“We’re honored to receive this generous grant from the Kirkpatrick Family Fund,” said Johnny Baier, executive director, American Banjo Museum. “The Kirkpatrick Family Fund’s legacy of supporting the arts and education is inspiring and we’re proud to be part of it.”
The Museum plans to refurbish the current front west side area of the building to become a fully developed “hands on” interactive educational exhibit called the Banjo Learning Lounge. Interactive videos will include banjo history as well as short video lessons designed for visitors to ultimately play a song on various banjo types including tenor, five-string, guitar banjo and ukulele banjo. The Banjo Learning Lounge will give museum goers a chance to hold, play and experience the instruments that are on display.
The Kirkpatrick Family Fund was founded by John and Eleanor Kirkpatrick in 1989 and is the largest affiliated fund at the Oklahoma City Community Foundation. The mission of the Fund is to invest in ideas and leadership that contribute to and advance the cultural, intellectual, and social interests of the communities it supports. The organization remains committed to adhering to the priorities and guiding principles of its founders through the leadership of Trustee and President, Christian K. Keesee, the grandson of John and Eleanor Kirkpatrick.
At the American Banjo Museum, the artistry that goes into crafting highly ornate instruments and the skill and talent that goes into playing them is on full display. The American Banjo Museum brings history and art together in a song hundreds of years in the making.
For more information on upcoming events, or to become a member of the American Banjo Museum, visit americanbanjomuseum.com or call at (405) 604-2793.
ABOUT THE MUSEUM
The American Banjo Museum is a $5 million, world-class 21,000 square foot facility honoring the rich history, vibrant spirit and unlimited future of the banjo. The museum’s collection contains more than 400 instruments, recordings, film, video, printed music, instructional materials, ephemera and memorabilia associated with the banjo.
The museum contains the largest collection in the world of banjos on public display. Galleries include replicas of primitive banjos developed by African slaves, actual Minstrel Age instruments from mid-19th century, Classic Era banjos from the late 1800s and early 1900s, post WWII instruments used in bluegrass, folk and world music. Much of the museum’s core collection is ornately decorated banjos made in American during the Jazz Age of the 1920s and 30s.

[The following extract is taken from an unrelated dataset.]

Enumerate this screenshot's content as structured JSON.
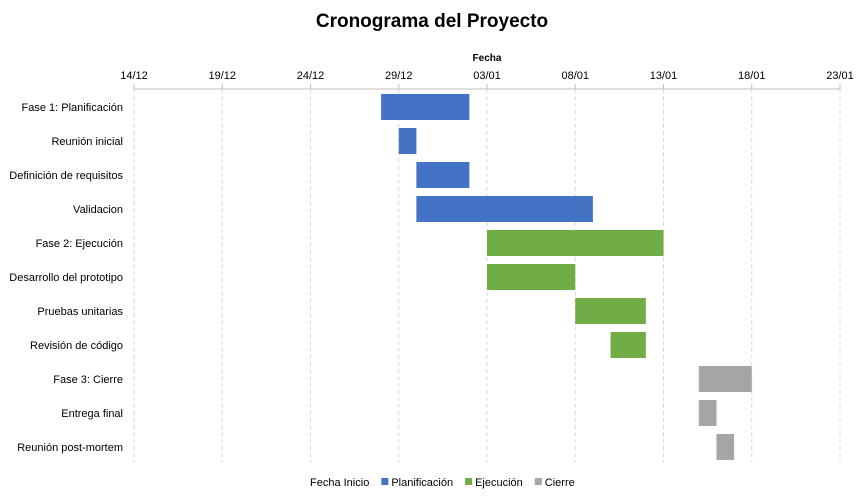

Originally located in Guthrie, Oklahoma, the museum was founded as a non-profit organization in 1998 by Midwest City attorney, Brady Hunt and Indiana industrialist, Jack Canine under its previous name, The National Four-String Banjo Hall of Fame Museum. Canine, a banjo player and enthusiast, stated his belief that preserving and promoting the history of the banjo, America’s adopted native musical instrument, is an important mission for future generations.